The climb up to Shepherd Pass was slow and tedious. The slope was ready to slide with every step. Good thing this trail was maintained or we might still be there.

Jim on Shepherd Pass

The other side of the pass was a 3 mile long basin. We enjoyed striding out on a long, flat, dirt trail.

High Plateau
High Plateau below Shepherd Pass

Soon we were descending switchbacks and rejoining the PCT. We had met up with a ranger along the way who had informed us that Whitney Portal was still closed. He advised exiting Cottonwood trailhead which had good trails. Cottonwood was an additional 16 miles. We were going to have to climb Mt Whitney tomorrow if we were going to get out in time to catch our flight. We started hoofing it down the trail. 

In the end, we made camp in a basin enroute to Mt Whitney. Not the optimal camp but close enough. 

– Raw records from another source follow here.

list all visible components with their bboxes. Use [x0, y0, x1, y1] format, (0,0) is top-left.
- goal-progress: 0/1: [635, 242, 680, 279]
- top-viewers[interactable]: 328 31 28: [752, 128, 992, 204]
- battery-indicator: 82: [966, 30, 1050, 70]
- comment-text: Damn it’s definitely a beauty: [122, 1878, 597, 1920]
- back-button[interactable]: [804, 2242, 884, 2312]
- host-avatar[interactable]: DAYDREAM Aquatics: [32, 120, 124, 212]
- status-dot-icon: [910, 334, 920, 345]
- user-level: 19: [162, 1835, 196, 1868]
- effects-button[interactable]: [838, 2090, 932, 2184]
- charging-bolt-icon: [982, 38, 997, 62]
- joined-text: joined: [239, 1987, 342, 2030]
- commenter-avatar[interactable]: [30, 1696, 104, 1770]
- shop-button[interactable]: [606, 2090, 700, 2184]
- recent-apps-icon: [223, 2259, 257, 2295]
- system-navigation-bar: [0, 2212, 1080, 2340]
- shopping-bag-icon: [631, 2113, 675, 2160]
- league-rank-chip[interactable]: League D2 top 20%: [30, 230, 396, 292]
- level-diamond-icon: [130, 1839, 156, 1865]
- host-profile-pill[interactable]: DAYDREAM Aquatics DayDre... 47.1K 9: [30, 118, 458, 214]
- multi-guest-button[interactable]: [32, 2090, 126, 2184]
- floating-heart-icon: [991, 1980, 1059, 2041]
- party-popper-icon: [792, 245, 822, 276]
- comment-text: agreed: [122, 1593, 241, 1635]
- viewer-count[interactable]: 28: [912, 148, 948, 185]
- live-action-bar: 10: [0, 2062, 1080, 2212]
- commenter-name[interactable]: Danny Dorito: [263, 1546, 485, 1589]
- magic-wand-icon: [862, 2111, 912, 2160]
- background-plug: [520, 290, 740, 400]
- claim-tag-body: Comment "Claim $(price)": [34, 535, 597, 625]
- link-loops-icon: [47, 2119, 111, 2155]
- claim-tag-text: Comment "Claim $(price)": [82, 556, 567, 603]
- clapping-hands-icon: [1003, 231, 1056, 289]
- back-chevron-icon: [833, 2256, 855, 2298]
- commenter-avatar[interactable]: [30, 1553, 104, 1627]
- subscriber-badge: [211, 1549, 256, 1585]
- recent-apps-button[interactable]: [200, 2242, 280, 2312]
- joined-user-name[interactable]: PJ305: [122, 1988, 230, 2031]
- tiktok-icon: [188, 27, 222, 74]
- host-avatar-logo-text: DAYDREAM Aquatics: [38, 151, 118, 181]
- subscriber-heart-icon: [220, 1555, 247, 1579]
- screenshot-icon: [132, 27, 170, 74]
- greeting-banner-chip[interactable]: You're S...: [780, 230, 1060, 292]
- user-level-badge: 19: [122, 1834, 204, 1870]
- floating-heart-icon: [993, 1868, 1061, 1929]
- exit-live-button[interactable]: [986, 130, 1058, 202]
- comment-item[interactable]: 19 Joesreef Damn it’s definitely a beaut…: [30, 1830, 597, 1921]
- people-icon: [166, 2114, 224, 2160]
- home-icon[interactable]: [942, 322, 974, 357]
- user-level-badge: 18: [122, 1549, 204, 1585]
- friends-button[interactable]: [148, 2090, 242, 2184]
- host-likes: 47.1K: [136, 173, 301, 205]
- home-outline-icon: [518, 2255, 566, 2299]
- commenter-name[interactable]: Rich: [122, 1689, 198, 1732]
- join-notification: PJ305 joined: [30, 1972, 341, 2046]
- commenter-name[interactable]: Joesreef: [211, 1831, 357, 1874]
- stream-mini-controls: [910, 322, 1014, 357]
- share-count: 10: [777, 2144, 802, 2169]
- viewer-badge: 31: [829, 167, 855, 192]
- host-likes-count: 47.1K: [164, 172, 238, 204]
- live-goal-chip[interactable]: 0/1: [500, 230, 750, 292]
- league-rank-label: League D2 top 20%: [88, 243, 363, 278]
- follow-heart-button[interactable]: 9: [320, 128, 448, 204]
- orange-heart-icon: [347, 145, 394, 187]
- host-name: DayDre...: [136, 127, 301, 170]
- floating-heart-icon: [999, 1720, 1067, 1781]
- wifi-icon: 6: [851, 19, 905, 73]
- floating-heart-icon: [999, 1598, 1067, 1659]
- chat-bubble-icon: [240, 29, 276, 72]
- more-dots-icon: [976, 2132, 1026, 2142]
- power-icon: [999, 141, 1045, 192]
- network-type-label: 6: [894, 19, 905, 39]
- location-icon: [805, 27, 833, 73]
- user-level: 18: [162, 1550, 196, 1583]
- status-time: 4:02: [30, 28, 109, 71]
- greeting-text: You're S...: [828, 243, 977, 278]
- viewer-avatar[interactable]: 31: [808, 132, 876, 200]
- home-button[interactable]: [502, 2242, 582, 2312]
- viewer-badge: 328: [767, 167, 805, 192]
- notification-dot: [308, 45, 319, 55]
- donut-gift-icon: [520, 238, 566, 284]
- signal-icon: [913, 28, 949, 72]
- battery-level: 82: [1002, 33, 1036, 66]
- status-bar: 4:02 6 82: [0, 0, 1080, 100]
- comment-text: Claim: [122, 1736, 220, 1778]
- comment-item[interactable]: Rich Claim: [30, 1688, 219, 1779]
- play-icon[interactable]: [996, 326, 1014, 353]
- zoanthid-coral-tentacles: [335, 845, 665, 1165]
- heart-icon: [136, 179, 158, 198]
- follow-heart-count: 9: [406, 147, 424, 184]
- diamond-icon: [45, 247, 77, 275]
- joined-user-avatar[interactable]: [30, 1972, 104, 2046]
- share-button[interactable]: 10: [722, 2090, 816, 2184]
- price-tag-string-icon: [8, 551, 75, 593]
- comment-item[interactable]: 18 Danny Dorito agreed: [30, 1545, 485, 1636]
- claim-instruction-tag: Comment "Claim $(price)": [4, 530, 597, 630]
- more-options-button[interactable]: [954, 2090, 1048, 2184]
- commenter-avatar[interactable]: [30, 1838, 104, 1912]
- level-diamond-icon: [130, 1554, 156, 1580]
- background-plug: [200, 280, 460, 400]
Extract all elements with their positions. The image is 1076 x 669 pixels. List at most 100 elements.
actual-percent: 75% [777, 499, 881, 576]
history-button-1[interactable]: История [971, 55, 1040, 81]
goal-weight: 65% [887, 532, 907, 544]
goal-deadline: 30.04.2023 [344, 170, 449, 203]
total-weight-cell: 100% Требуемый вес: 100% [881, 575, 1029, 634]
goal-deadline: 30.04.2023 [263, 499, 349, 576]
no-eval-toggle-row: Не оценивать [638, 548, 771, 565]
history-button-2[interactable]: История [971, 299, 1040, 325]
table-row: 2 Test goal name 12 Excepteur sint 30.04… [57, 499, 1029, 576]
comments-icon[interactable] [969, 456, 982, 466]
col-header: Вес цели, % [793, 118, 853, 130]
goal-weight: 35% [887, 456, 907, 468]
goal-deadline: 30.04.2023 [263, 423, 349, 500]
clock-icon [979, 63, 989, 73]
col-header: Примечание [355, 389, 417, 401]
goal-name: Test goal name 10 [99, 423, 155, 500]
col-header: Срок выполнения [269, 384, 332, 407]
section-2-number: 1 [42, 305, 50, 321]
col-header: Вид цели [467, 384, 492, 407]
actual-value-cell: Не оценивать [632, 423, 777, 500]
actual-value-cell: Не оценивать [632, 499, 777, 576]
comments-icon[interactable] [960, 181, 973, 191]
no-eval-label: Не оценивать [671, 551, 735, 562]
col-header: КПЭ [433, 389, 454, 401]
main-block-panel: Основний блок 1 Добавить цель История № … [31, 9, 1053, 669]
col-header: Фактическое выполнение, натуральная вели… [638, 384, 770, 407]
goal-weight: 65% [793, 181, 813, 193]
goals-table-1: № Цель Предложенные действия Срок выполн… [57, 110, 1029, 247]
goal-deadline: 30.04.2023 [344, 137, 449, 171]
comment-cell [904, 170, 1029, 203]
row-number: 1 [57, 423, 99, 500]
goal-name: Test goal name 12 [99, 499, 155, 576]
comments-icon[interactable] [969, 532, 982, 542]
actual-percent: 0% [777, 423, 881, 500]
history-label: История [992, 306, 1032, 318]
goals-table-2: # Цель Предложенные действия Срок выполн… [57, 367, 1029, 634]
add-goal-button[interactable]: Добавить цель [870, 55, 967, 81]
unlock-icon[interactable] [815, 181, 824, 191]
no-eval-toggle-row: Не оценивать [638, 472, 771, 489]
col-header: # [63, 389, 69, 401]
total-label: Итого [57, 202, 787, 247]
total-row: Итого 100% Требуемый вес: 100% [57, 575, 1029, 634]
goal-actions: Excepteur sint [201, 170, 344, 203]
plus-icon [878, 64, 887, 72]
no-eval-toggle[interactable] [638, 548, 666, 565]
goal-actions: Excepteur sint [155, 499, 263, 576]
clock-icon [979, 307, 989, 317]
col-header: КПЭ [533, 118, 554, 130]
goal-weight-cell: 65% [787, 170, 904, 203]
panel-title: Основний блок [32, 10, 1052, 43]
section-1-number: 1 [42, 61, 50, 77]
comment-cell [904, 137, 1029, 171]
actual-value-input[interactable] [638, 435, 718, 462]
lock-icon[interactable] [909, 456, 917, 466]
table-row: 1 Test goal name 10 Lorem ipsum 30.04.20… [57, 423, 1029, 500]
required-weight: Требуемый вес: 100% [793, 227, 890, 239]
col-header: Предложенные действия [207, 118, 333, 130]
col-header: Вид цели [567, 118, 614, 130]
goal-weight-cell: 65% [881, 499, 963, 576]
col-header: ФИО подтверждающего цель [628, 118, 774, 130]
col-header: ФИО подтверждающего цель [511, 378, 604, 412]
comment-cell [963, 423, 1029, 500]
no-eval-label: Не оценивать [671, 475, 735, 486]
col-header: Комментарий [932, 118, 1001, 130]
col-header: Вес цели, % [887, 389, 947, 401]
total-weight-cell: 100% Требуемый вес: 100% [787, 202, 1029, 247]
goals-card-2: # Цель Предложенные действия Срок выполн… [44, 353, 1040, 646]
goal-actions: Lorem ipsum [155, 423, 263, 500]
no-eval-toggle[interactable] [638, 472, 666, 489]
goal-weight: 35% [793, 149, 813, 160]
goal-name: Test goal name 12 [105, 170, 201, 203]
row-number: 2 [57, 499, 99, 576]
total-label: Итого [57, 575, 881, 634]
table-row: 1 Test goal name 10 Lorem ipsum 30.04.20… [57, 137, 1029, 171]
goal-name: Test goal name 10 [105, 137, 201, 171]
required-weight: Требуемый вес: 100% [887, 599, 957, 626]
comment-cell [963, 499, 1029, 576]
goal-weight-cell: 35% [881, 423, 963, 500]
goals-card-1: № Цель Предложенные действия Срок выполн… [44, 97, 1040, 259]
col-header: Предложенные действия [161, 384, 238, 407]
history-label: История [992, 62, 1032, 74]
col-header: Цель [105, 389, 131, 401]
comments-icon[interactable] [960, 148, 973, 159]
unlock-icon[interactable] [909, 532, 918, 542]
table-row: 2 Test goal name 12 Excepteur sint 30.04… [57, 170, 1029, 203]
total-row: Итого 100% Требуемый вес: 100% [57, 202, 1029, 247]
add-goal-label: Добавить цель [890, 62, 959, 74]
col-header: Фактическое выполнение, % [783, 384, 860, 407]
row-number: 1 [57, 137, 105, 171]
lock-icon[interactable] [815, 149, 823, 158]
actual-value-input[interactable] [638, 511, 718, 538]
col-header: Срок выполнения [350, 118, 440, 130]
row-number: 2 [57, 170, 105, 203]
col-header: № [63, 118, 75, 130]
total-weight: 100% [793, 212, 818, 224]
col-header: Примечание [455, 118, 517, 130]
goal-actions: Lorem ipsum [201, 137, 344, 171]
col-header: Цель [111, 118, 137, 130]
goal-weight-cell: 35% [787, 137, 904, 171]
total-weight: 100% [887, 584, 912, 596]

In the morning, we headed up the trail just after day break. Every mile or so the trail passed another lake.

Timberline Lake

When we came to Guitar Lake, I was tempted to send the guys on and spend my day relaxing. But the summit was calling.

Soon the trail began to climb steadily. And then came all the switchbacks. Hours of switchbacks.

Pinnacles on the hiking route up Mt Whitney

The switchbacks did offer amazing views of the Guitar Lake basin. 

Looking down on the Guitar Lake Basin

Then finally we came to a junction. One trail went up to the summit. The other down to Whitney Portal. Super bummer that we wouldn’t be going that way later.

After a lunch break, I headed up the summit trail. 

Heading up toward Mt Whitney

It was a long ridge run on or just below the ridge. Either way, it was a nice break from the switchbacks. 

The trail went on forever. This as one long ridge. 

Pinnacles on the ridge of Mt Whitney

Then the trail turned upwards and we were heading to the summit. 30 minutes later and we were still heading for the summit. Where the heck was this thing?

Then we saw the old building. A few steps more and we were on the summit. Wow!

Jim and Eileen on the summit of Mt Whitney with Death Valley in the distance

While doing the hiking route up Mt Whitney, you forget how steep and rugged the east side of the peak is. 

Looking down on Whitney Portal from the summit

We could see down on Whitney Portal and Lone Pine. It was a little irritating that there was no smoke and yet the Portal was still closed. It was nice to have cell service. You can’t believe how many people were on FaceTime with friends.

Eileen and Jim on the Summit of Mt Whitney

George was ready to leave before us so we agreed to meet at Camp. Jim and I took our time exploring the old building including signing into the summit register.

Shelter on the summit of Mt Whitney
Signing the summit register on Mt Whitney

By the time we started heading down, it was getting hot. We felt sorry for the people we past on the trail going up as we were going down. They looked miserably hot. As we got closer to Guitar Lake, we could see that no one was camping there.

Guitar Lake from the Mt Whitney summit trail

It took Jim and I about two minutes to decide to stop for a swim before returning to camp. It was lovely. 

When we got to camp, we found George sitting by the tent. Refreshed from an afternoon nap. He got to camp 3 hours before us.

We got an early start the next day. There was limited water sources between us and the Cottonwood trailhead so we had to do 16 miles today. 

We had a nice shady trail until after lunch when we started to climb and climb and climb. We got so lucky to have a light cloud layer to ward off the heat. When we took a break in Siberian Outpost, we became aware of how incredibly dry it was here. And no dirt just sand. How were all these trees growing?

Siberian Outpost

Chicken Spring Lake was a fabulous sight. We had just enough time to pitch our tent and take a swim before the sunset over the ridge.

Chicken Spring Lake

What a perfect last campsite for our trip!

The miles the next day went by very quickly. We hit the trailhead almost an hour before our shuttle driver. 

Looking down from Cottonwood Pass

After the shuttle back to our car at the Onion Valley trailhead, we stopped for a cold drink and lunch then headed across Death Valley. We did make a stop at Furnace Creek just to get out of the car and experience 124 degrees. We didn’t realize that everyone at home was currently experiencing 117 degrees. Not sorry I missed that.